Dağınık Müdafaa-i Hukuk Cemiyetleri’ni birleştirip meclis kurulana kadar Anadolu ve Rumeli Müdafaa-i Hukuk Cemiyetini kurmuş ve bütün yazışmalarını bu adla imzalamıştın. Sonuçta cemiyeti TBMM‘ye Batı Cephesi Kuva-yi Milliyesi’nin de düzenli orduya dönüştürülmesini sağlamıştın.
İstanbul’da İngilizlere karşı stratejik hamleler yapmış, bazı İngiliz gazetelerine de ılımlı mesajlar vererek tutuklanmadan yola devam edebilmiştin.
Kurtuluş planlarını yaparken İtilaf Devletleri arasında ölen bir devletin mirasını paylaşma konusunda anlaşmazlıklar çıkacağını biliyordun. Terhisler dolayısıyla orduları gittikçe küçülüyordu. İngilizlerle Fransızlar, müşterek düşmana karşı birleşmişlerdi, yeniden eski düşmanlıklarına döneceklerdi. İtalya iç karışıklık arifesindeydi. Dolayısıyla hepsi kendi derdindeyken mücadelenin tam sırasıydı.( 4 Şubat 1919’da Alemdar gazetesi yazarıyla söyleşi)
Bugün de gizli bir Mondros Antlaşması ile karşı karşıyayız.
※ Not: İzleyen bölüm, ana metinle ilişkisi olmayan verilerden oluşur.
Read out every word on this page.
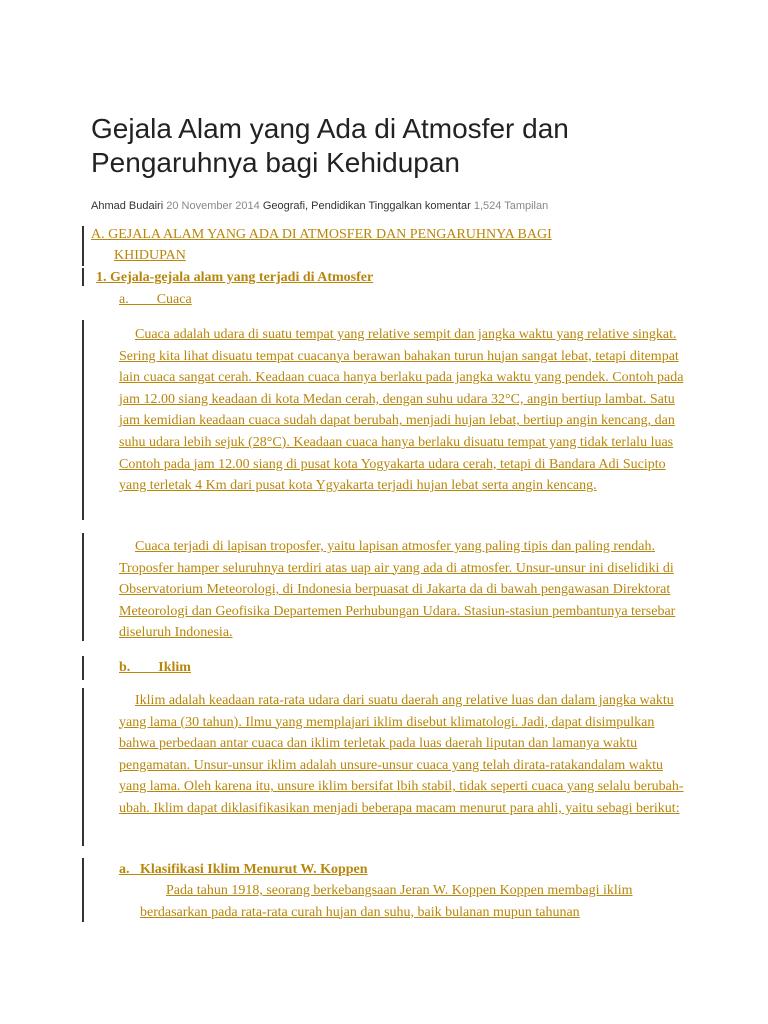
Gejala Alam yang Ada di Atmosfer dan Pengaruhnya bagi Kehidupan
Ahmad Budairi 20 November 2014 Geografi, Pendidikan Tinggalkan komentar 1,524 Tampilan
A. GEJALA ALAM YANG ADA DI ATMOSFER DAN PENGARUHNYA BAGI
KHIDUPAN
1. Gejala-gejala alam yang terjadi di Atmosfer
a.        Cuaca

Cuaca adalah udara di suatu tempat yang relative sempit dan jangka waktu yang relative singkat. Sering kita lihat disuatu tempat cuacanya berawan bahakan turun hujan sangat lebat, tetapi ditempat lain cuaca sangat cerah. Keadaan cuaca hanya berlaku pada jangka waktu yang pendek. Contoh pada jam 12.00 siang keadaan di kota Medan cerah, dengan suhu udara 32°C, angin bertiup lambat. Satu jam kemidian keadaan cuaca sudah dapat berubah, menjadi hujan lebat, bertiup angin kencang, dan suhu udara lebih sejuk (28°C). Keadaan cuaca hanya berlaku disuatu tempat yang tidak terlalu luas Contoh pada jam 12.00 siang di pusat kota Yogyakarta udara cerah, tetapi di Bandara Adi Sucipto yang terletak 4 Km dari pusat kota Ygyakarta terjadi hujan lebat serta angin kencang.

Cuaca terjadi di lapisan troposfer, yaitu lapisan atmosfer yang paling tipis dan paling rendah. Troposfer hamper seluruhnya terdiri atas uap air yang ada di atmosfer. Unsur-unsur ini diselidiki di Observatorium Meteorologi, di Indonesia berpuasat di Jakarta da di bawah pengawasan Direktorat Meteorologi dan Geofisika Departemen Perhubungan Udara. Stasiun-stasiun pembantunya tersebar diseluruh Indonesia.

b.        Iklim

Iklim adalah keadaan rata-rata udara dari suatu daerah ang relative luas dan dalam jangka waktu yang lama (30 tahun). Ilmu yang memplajari iklim disebut klimatologi. Jadi, dapat disimpulkan bahwa perbedaan antar cuaca dan iklim terletak pada luas daerah liputan dan lamanya waktu pengamatan. Unsur-unsur iklim adalah unsure-unsur cuaca yang telah dirata-ratakandalam waktu yang lama. Oleh karena itu, unsure iklim bersifat lbih stabil, tidak seperti cuaca yang selalu berubah-ubah. Iklim dapat diklasifikasikan menjadi beberapa macam menurut para ahli, yaitu sebagi berikut:

a.   Klasifikasi Iklim Menurut W. Koppen

Pada tahun 1918, seorang berkebangsaan Jeran W. Koppen Koppen membagi iklim berdasarkan pada rata-rata curah hujan dan suhu, baik bulanan mupun tahunan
Ancak o zor günlerde senin her alanda verdiğin savaş kılavuzumuzdur.
Büyük kurtarıcımız, Cumhuriyet Bayramı’nı geride bıraktığımız bu günlerde, kurduğun laik Türkiye Cumhuriyeti’nin bütün fertleri, seni her gün olduğu gibi 10 Kasım’da da bir kez daha saygıyla, şükranla anıyoruz.